Contrariétés est le titre d’une des liasses précédentes. Cependant cette liasse ne traitait que des contrariétés qu’enferme la nature humaine. Pascal remonte ici à un point plus profond : les contrariétés de la nature de l’homme, telles que les ont connues les philosophes, ne sont que des symptômes de contrariétés plus profondes, entre la nature intègre avant le péché originel et la nature corrompue par le péché, mais aussi des contrariétés qui découlent du projet salvifique de Dieu : la gravité du péché a rendu nécessaire l’humiliation du Christ-Dieu sur la croix, les deux avènements de douceur et de sévérité, et le triomphe du Christ sur la mort par sa propre mort.
En fait, Pascal envisage donc ici le problème de manière très générale : c’est dans toute la religion chrétienne, mais aussi dans la nature de l’homme que l’on retrouve toujours et partout des contrariétés.
Noter que les deux termes les plus importants, le Dieu humilié et le triomphe du Messie sur la mort par sa mort, sont les derniers venus sous la plume de Pascal (voir la reconstitution génétique).
Pascal en explique la source dans le fragment Laf. 733, Sel. 614. L’Église a toujours été combattue par des erreurs contraires. Mais peut-être jamais en même temps comme à présent, et si elle en souffre plus à cause de la multiplicité d’erreurs, elle en reçoit cet avantage qu’ils se détruisent.
Elle se plaint des deux, mais bien plus des calvinistes à cause du schisme.
Il est certain que plusieurs des deux contraires sont trompés. Il faut les désabuser.
La foi embrasse plusieurs vérités qui semblent se contredire, temps de rire de pleurer, etc. responde ne respondeas etc.
La source en est l’union des deux natures en J.-C.
Et aussi les deux mondes. La création d’un nouveau ciel et nouvelle terre. Nouvelle vie, nouvelle mort.
Toutes choses doublées et les mêmes noms demeurant.
Et enfin les deux hommes qui sont dans les justes. Car ils sont les deux mondes, et un membre et image de J.-C. Et ainsi tous les noms leur conviennent de justes pécheurs, mort vivant, vivant mort, élu réprouvé, etc.
Il y a donc un grand nombre de vérités, et de foi et de morale qui semblent répugnantes et qui subsistent toutes dans un ordre admirable.
La source de toutes les hérésies, est l’exclusion de quelques-unes de ces vérités.

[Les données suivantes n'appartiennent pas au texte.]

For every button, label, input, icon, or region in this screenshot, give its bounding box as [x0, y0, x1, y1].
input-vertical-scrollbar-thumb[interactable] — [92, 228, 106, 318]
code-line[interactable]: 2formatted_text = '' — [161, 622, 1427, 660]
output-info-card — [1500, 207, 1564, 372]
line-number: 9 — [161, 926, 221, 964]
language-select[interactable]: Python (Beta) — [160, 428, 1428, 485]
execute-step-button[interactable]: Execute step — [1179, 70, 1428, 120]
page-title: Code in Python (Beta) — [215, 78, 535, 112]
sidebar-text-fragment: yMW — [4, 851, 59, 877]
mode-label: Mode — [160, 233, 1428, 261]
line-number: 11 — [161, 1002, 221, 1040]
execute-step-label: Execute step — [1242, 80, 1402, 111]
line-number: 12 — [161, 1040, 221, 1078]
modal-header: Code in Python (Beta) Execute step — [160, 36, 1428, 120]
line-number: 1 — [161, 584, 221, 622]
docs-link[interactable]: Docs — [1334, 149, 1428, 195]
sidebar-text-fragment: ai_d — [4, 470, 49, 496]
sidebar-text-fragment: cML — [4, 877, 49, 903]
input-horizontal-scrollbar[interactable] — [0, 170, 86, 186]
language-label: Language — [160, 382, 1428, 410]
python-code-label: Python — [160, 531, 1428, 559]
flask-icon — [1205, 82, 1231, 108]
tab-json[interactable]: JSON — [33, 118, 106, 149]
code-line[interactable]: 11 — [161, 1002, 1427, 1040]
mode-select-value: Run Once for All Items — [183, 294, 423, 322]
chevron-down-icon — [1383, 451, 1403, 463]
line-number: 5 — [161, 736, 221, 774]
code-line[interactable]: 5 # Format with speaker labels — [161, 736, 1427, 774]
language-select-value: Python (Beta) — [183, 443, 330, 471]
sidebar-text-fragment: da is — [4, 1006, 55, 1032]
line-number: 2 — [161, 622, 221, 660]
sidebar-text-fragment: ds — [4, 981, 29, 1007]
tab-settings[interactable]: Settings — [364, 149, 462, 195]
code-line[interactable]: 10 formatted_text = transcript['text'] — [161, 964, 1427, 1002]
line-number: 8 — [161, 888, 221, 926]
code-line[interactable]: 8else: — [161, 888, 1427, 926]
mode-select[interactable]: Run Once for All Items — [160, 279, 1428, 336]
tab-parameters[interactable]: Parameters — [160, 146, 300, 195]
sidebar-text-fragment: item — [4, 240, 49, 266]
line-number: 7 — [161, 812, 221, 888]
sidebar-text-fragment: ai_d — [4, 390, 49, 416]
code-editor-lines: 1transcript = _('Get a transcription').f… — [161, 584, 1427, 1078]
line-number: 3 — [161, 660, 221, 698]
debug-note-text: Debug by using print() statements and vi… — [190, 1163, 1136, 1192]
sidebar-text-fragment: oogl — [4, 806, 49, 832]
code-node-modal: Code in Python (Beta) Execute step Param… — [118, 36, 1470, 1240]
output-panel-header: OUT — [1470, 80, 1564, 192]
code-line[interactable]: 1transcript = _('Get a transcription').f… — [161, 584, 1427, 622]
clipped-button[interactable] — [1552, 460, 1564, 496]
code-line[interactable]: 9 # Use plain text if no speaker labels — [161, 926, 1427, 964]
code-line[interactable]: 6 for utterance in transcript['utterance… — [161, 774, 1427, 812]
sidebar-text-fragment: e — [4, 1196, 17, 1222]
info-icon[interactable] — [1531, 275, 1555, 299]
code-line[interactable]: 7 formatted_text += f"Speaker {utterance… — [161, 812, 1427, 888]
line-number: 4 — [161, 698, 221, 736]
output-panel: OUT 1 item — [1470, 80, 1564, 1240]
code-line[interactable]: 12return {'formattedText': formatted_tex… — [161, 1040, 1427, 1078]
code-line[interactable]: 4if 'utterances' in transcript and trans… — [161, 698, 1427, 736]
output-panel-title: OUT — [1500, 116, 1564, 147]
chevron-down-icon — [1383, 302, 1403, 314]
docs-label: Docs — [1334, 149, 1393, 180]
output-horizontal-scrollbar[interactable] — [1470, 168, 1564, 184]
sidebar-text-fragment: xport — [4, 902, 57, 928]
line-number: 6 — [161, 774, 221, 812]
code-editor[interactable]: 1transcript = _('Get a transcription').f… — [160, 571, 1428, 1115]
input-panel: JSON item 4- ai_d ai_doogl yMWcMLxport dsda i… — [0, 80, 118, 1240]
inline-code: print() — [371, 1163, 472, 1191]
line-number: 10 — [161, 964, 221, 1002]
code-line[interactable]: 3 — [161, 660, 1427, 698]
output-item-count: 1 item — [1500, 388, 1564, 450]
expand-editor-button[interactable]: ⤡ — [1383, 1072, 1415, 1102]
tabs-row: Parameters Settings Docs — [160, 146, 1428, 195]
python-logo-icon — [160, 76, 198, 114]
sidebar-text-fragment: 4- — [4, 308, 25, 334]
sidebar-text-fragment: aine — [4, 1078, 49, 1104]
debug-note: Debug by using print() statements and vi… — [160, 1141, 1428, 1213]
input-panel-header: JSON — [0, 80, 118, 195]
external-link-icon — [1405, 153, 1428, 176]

Ce fragment fournit des exemples qui n’entrent pas dans le cadre restreint du présent fragment.
Sur Jésus-Christ, voir le dossier thématique sur Jésus-Christ, et la liasse Preuves de Jésus-Christ.
Un Dieu humilié, et jusqu’à la mort de la croix.
Le Dieu humilié jusqu’à la Croix :
Saint Paul, Ép. Phil. II, 8 : « Il s’est rabaissé lui-même, se rendant obéissant jusqu’à la mort, et jusqu’à la mort de la croix ». La citation explique sans doute dans ce passage de Pascal la présence du et que certains éditeurs suppriment. Il semble être dans le latin, qui porte autem : « humiliavit semet ipsum factus oboediens usque ad mortem mortem autem crucis. »
Luc, XXIV, 26 : « Ne fallait-il pas que le Christ souffrît toutes ces choses, et qu’il entrât ainsi dans sa gloire ? »
Fausseté 18 (Laf. 220, Sel. 253). Nulle autre religion n’a proposé de se haïr, nulle autre religion ne peut donc plaire à ceux qui se haïssent et qui cherchent un être véritablement aimable. Et ceux-là s’ils n’avaient jamais ouï parler de la religion d’un Dieu humilié l’embrasseraient incontinent.
Loi figurative 9 (Laf. 253, Sel. 285). Figures.
J.-C. leur ouvrit l’esprit pour entendre les Écritures.
Deux grandes ouvertures sont celles-là. 1. Toutes choses leur arrivaient en figures. Vere Israelitae, Vere liberi, Vrai pain du ciel.
2. - Un Dieu humilié jusqu’à la croix. Il a fallu que le Christ ait souffert pour entrer en sa gloire, qu’il vaincrait la mort par sa mort. Deux avènements.
Loi figurative 23 (Laf. 268, Sel. 299). Figures.
La lettre tue. Tout arrivait en figures. Il fallait que le Christ souffrît. Un Dieu humilié. Voilà le chiffre que saint Paul nous donne.
Circoncision du cœur, vrai jeûne, vrai sacrifice, vrai temple : les prophètes ont indiqué qu’il fallait que tout cela fût spirituel.
Non la viande qui périt, mais celle qui ne périt point.
Vous serez vraiment libre ; donc l’autre liberté n’est qu’une figure de liberté.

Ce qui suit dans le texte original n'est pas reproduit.